Außer dem nahen Städtchen Grimma konnte aber auch das ferner gelegene Torgau der Ort sein, von welchem aus reformatorische Gedanken und Schriften ins Kloster Nimbschen drangen. In Torgau war sehr früh und sehr durchgreifend die Reformation eingeführt worden, besonders seit der frühere Klostergenosse Luthers, der feurige Magister Gabriel Zwilling dort wirkte. Dieser, obwohl einäugig und ein kleines Männlein mit schwacher Stimme, hat doch durch seine begeisterte, ja stürmische Predigt, welche in Wittenberg sogar einen Melanchthon mit fortgerissen hatte, die Bürgerschaft zu einer ziemlich radikalen Abstellung aller römischen Mißstände und zu begeisterter Aufnahme des Evangeliums bewogen. Ja ein Torgauer Bürgersohn, Seifensieder seines Handwerks, entführte zu dieser Zeit — ob vor oder nach 1523 ist ungewiß, — zwei Nonnen aus dem Kloster Riesa an der Elbe und versteckte sie in einen hohlen Baum. Dann holte er Pferde und geleitete sie heim und heiratete die eine der beiden Klosterjungfrauen. Und eine Torgauerin trat 1523 aus dem Kloster Sitzerode[70].
Ein besonders entschiedener und thatkräftiger Anhänger war der ehemalige Schösser, der „fürsichtige und weise Ratsherr“ Leonhard Koppe, in dessen Kaufladen das Kloster seine Waren einzukaufen pflegte, und der wohl mit seinem Fuhrwerk selber Lieferungen nach Nimbschen brachte. So war dieser Laie, wenn auch seine evangelische Gesinnung bekannt sein mußte, vielleicht ein noch geeigneterer Mittelsmann für evangelische Schriften, als die doch immerhin verdächtigen übergetretenen Geistlichen von Grimma, vor denen als gefährlichen Wölfen die „zwei Herren an der Pforte“ ihren geistlichen Schafstall wohl gehütet haben werden. Mit seinen Waren konnte Koppe leicht lutherische Schriften einschmuggeln und auch einen Brief aus dem Kloster nach außen besorgen. Keck und schlau genug war Koppe dazu[71].

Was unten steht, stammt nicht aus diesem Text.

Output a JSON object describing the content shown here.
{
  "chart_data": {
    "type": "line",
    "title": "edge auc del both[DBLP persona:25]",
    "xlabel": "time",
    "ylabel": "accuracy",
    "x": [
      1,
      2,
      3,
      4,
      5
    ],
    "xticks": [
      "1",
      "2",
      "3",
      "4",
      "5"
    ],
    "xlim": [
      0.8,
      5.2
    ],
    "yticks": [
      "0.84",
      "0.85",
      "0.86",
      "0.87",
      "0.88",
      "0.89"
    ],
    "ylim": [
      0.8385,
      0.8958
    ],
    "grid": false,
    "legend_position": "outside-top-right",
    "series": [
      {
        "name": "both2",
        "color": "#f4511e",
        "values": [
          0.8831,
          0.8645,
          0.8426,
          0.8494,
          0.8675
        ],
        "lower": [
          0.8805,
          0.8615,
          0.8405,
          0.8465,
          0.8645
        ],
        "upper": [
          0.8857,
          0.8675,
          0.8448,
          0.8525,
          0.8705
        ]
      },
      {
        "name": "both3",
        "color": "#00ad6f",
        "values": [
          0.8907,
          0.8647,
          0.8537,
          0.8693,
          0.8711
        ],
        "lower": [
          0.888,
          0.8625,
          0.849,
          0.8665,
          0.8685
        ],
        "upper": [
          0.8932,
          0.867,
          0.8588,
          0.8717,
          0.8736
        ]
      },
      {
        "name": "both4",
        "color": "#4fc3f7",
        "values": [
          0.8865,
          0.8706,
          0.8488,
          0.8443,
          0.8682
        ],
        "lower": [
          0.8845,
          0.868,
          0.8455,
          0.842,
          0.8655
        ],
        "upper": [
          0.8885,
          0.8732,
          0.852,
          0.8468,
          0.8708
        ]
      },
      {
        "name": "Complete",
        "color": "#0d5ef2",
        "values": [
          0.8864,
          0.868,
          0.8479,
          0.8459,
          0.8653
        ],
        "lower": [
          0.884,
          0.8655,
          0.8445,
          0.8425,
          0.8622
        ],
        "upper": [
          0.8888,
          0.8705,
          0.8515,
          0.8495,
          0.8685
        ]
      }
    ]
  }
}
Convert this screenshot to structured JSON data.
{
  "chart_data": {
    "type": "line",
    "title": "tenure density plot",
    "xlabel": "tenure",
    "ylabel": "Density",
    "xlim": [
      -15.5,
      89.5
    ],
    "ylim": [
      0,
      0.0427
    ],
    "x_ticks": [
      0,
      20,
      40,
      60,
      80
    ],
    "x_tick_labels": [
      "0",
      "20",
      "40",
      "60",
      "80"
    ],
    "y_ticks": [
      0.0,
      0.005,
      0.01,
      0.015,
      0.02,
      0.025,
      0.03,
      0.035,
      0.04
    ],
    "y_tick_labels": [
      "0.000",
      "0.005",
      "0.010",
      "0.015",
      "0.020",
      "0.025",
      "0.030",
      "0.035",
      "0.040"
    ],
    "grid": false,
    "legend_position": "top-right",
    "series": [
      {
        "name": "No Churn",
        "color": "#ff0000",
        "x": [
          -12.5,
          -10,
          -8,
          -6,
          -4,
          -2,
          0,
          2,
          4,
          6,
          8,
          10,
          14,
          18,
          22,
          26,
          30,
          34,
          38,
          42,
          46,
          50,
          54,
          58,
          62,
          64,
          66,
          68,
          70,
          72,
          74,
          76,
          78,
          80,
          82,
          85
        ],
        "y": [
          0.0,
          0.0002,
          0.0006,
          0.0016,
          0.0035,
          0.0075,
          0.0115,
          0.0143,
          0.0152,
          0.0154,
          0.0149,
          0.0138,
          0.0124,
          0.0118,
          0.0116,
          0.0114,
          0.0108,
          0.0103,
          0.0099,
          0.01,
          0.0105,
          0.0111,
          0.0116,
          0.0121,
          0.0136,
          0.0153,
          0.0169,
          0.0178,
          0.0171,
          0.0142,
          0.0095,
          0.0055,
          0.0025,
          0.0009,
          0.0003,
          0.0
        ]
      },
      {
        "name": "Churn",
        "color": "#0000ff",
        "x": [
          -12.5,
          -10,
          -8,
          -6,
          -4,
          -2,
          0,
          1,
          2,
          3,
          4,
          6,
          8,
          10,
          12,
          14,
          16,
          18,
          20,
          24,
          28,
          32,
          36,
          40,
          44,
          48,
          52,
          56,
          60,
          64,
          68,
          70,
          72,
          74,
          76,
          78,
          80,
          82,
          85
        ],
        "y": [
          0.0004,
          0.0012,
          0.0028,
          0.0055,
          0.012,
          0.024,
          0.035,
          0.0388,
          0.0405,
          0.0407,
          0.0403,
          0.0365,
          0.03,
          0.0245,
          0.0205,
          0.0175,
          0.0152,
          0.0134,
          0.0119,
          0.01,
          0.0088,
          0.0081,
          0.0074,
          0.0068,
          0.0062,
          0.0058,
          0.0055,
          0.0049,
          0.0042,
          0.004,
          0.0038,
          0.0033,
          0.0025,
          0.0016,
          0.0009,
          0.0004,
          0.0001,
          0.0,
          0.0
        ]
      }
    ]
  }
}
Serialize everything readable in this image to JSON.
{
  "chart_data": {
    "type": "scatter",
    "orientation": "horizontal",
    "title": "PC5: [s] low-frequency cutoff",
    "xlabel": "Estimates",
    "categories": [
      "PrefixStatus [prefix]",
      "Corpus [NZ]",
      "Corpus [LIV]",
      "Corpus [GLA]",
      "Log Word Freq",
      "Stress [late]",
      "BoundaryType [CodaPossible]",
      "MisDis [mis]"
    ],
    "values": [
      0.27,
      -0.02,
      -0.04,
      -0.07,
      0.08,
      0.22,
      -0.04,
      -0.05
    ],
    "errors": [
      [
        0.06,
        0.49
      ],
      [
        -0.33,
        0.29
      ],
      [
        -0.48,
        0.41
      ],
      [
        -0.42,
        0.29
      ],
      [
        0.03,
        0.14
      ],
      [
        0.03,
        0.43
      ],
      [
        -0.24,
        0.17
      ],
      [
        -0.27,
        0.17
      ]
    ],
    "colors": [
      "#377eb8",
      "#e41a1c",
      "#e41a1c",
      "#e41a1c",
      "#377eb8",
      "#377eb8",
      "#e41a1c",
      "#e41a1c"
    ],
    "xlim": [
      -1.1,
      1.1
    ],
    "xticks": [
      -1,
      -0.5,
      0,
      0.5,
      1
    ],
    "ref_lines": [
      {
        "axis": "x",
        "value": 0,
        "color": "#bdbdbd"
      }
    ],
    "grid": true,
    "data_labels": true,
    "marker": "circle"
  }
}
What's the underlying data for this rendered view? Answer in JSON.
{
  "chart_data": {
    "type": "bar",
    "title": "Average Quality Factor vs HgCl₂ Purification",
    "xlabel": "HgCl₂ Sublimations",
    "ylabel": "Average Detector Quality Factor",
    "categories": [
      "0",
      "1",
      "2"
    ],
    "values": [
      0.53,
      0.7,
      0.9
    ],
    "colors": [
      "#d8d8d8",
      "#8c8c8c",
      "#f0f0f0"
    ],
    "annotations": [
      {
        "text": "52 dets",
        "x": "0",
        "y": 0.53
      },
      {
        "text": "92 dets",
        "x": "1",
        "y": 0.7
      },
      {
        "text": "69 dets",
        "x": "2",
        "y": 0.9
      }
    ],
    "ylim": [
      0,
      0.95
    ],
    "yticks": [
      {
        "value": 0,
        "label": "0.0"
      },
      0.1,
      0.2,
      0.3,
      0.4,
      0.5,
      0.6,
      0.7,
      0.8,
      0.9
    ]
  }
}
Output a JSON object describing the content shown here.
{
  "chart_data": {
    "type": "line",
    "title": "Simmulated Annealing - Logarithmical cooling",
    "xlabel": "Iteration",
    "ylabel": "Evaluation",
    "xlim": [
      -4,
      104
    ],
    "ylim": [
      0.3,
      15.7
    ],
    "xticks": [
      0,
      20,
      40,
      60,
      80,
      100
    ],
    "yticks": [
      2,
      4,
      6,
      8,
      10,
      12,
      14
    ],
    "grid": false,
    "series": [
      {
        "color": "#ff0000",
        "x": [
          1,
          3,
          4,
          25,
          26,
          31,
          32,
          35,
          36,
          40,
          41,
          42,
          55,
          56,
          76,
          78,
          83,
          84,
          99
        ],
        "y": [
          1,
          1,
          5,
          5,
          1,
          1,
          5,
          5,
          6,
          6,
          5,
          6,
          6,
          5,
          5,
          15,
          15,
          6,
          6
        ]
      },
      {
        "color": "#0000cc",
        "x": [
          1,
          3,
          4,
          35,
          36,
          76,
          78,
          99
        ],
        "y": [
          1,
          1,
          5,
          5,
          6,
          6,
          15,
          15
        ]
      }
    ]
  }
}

Welchen Eindruck das Auftreten und die Schriften Luthers auf die Nonnen machte, läßt sich ersehen aus einem Bericht, den eine Nonne in gleicher Lage und Zeit, jene Florentina von Eisleben, durch Luther in Druck gab. „Als nun die Zeit göttlichen Trostes, in welcher das Evangelium, das so lange verborgen, an den Tag gekommen, ganzer gemeiner Christenheit erschienen: sind auch mir als einem verschmachteten hungrigen Schaf, das lange der Weide gedarbt, die Schriften der rechten Hirten gekommen, worinnen ich gefunden, daß mein vermeintlich geistlich Leben ein gestrackter Weg zu der Hölle sei“[72].
In Nimbschen ging es einem großen Teil der Klosterjungfrauen ähnlich. Ja, eine Anzahl derselben verabredete sich zu dem Plan, aus dem Kloster auszutreten.